L’un des vrais atouts, c’est de pouvoir intervenir tout de suite. Le jour du vote, c’est une grosse machine, il peut y avoir des imprévus. Si un bureau n’a pas reçu son matériel à temps, on peut le signaler au ministère de l’Intérieur tout de suite. Ça permet de corriger les choses rapidement, de garantir la participation et d’éviter que les tensions ne montent. Ça renforce la paix et la confiance.
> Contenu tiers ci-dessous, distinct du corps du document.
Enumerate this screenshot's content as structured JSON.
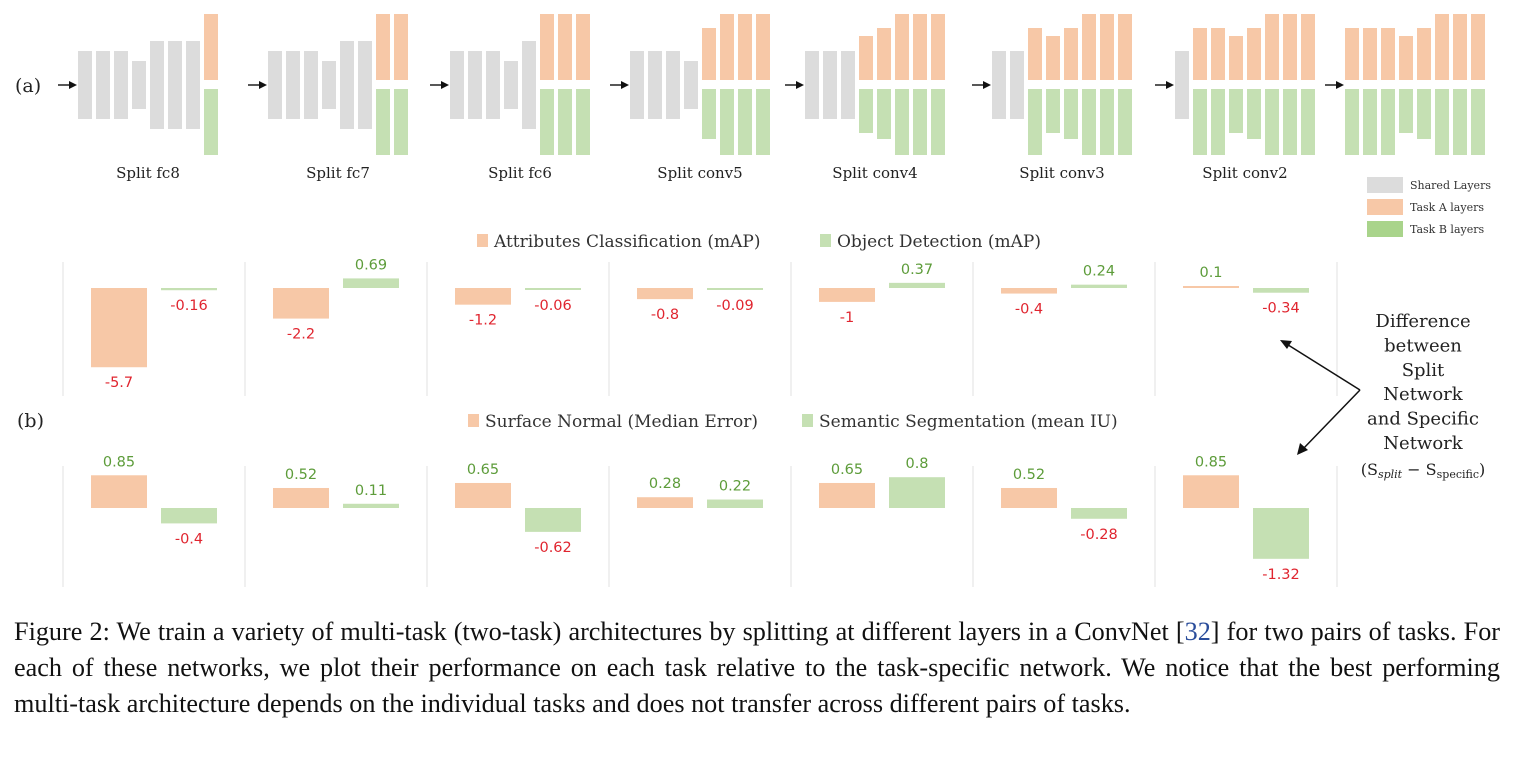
{
  "figure": {
    "panel_a_label": "(a)",
    "panel_b_label": "(b)",
    "legend": [
      {
        "label": "Shared Layers",
        "color": "#dcdcdc"
      },
      {
        "label": "Task A layers",
        "color": "#f7c8a7"
      },
      {
        "label": "Task B layers",
        "color": "#a9d48b"
      }
    ],
    "colors": {
      "shared": "#dcdcdc",
      "task_a": "#f7c8a7",
      "task_b": "#c5e0b3",
      "negative_label": "#e0252f",
      "positive_label": "#5d9c3a"
    },
    "splits": [
      {
        "name": "Split fc8",
        "split_index": 7
      },
      {
        "name": "Split fc7",
        "split_index": 6
      },
      {
        "name": "Split fc6",
        "split_index": 5
      },
      {
        "name": "Split conv5",
        "split_index": 4
      },
      {
        "name": "Split conv4",
        "split_index": 3
      },
      {
        "name": "Split conv3",
        "split_index": 2
      },
      {
        "name": "Split conv2",
        "split_index": 1
      },
      {
        "name": "",
        "split_index": 0
      }
    ],
    "annotation": {
      "lines": [
        "Difference",
        "between",
        "Split",
        "Network",
        "and Specific",
        "Network"
      ],
      "formula_open": "(S",
      "formula_sub1": "split",
      "formula_mid": " − S",
      "formula_sub2": "specific",
      "formula_close": ")"
    }
  },
  "chart_data": [
    {
      "type": "bar",
      "categories": [
        "Split fc8",
        "Split fc7",
        "Split fc6",
        "Split conv5",
        "Split conv4",
        "Split conv3",
        "Split conv2"
      ],
      "series": [
        {
          "name": "Attributes Classification (mAP)",
          "values": [
            -5.7,
            -2.2,
            -1.2,
            -0.8,
            -1,
            -0.4,
            0.1
          ]
        },
        {
          "name": "Object Detection (mAP)",
          "values": [
            -0.16,
            0.69,
            -0.06,
            -0.09,
            0.37,
            0.24,
            -0.34
          ]
        }
      ]
    },
    {
      "type": "bar",
      "categories": [
        "Split fc8",
        "Split fc7",
        "Split fc6",
        "Split conv5",
        "Split conv4",
        "Split conv3",
        "Split conv2"
      ],
      "series": [
        {
          "name": "Surface Normal (Median Error)",
          "values": [
            0.85,
            0.52,
            0.65,
            0.28,
            0.65,
            0.52,
            0.85
          ]
        },
        {
          "name": "Semantic Segmentation (mean IU)",
          "values": [
            -0.4,
            0.11,
            -0.62,
            0.22,
            0.8,
            -0.28,
            -1.32
          ]
        }
      ]
    }
  ],
  "caption": {
    "text_before": "Figure 2: We train a variety of multi-task (two-task) architectures by splitting at different layers in a ConvNet [",
    "ref": "32",
    "text_after": "] for two pairs of tasks. For each of these networks, we plot their performance on each task relative to the task-specific network. We notice that the best performing multi-task architecture depends on the individual tasks and does not transfer across different pairs of tasks."
  }
}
La société civile devient un partenaire à part entière du processus.Robert Gerenge
Dr Ibrahima Amadou Niang, chef d’équipe à l’unité Gouvernance du bureau pays du PNUD Sénégal, faisait partie du groupe d’organisations de la société civile qui a mis en place le modèle de la Situation Room lors des élections sénégalaises de 2012. Il s’est rendu au Gabon en 2024 pour former le ROC à ce dispositif.
Dans de nombreux pays, ce modèle a joué un rôle clé dans l’acceptation des résultats électoraux et dans le renforcement de la cohésion sociale par une participation plus constructive. Les équipes travaillent ensemble dès les premières heures du matin dans les trois espaces dédiés — la salle technique, la salle analytique et la salle politiqueDr Ibrahima Amadou Niang, chef d’équipe à l’unité Gouvernance du bureau pays du PNUD Sénégal
La Situation Room est organisée en trois espaces distincts :
Salle technique : cœur de la collecte des données, avec des binômes par province. Les données — incidents, violences, taux de participation, irrégularités — sont affichées sur écrans géants.
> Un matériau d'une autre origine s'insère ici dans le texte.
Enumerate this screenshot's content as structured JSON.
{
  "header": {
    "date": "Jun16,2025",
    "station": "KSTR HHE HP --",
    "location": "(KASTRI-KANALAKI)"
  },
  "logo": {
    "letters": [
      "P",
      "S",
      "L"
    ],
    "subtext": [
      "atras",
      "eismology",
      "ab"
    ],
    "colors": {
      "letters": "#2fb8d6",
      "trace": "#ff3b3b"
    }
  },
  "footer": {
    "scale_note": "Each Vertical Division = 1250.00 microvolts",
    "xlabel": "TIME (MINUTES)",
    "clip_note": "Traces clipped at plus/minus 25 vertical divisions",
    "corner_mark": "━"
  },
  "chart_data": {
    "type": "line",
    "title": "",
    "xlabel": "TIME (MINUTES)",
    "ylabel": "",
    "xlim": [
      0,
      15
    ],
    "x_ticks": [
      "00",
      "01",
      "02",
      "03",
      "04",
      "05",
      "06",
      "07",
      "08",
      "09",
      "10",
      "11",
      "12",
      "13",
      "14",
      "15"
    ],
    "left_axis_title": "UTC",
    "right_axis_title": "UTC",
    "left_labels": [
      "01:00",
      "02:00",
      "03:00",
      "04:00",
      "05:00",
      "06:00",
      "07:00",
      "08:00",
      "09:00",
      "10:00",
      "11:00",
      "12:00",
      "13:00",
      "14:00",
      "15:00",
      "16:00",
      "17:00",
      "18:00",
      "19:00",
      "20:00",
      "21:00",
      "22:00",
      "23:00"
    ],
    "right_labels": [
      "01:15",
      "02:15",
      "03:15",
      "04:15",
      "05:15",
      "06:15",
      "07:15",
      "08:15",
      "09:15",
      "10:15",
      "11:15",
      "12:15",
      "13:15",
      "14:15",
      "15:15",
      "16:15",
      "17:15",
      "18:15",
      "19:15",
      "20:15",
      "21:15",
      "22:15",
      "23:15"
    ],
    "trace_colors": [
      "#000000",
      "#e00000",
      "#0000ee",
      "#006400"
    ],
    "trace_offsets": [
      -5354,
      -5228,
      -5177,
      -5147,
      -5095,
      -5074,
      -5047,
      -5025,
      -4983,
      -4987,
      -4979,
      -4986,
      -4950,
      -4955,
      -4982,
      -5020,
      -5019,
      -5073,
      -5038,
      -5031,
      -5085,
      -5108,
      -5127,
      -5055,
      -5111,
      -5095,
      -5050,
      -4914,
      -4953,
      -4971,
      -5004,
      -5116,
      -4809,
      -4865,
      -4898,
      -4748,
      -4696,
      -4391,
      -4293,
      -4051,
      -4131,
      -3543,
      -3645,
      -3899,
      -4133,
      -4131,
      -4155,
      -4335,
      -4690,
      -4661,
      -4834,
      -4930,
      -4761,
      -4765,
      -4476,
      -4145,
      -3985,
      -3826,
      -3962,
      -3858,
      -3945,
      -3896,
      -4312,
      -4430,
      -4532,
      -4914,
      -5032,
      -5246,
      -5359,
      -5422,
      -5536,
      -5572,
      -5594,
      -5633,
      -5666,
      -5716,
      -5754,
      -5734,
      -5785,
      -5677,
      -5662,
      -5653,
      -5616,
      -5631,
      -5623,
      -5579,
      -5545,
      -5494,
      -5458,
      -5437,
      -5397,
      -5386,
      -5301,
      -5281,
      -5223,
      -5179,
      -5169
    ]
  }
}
Salle analytique : ici, les analystes transforment les données en notes d'information. Trois rapports sont produits dans la journée : un brief sur l’ouverture, une mise à jour à mi-journée, et un résumé en fin de journée.
Salle politique : réservée à 7–11 personnalités ayant un accès direct à la présidence, au ministère de l’Intérieur, et aux forces de sécurité. Ses membres prennent des décisions clés, relaient les alertes aux autorités compétentes et assurent la communication avec le public en temps réel.
Ce vendredi, pendant les répétitions, plusieurs candidats à la présidentielle sont venus saluer l’initiative.
Félicitations au ROC pour cette belle initiative. C’est enfin notre essor vers la félicité. Nous avons décidé de faire de ces élections un modèle pour notre pays.Brice Clotaire Oligui Nguema - Candidat
Le dispositif qui m’a été présenté est très professionnel. Il mérite d’être encouragé. Cela crée un climat électoral transparent.Représentant d'Alain Claude Bilie By Nze, Candidat
Ce mécanisme me rassure en tant que candidate.Zenaba Gninga Chaning, Candidate
D’autres visites sont prévues le jour du scrutin.
Alors que le Gabon s’apprête à écrire une nouvelle page de son histoire démocratique, ce modèle d’observation inclusive, transparente et citoyenne pourrait bien inspirer une nouvelle génération de scrutins dans la région.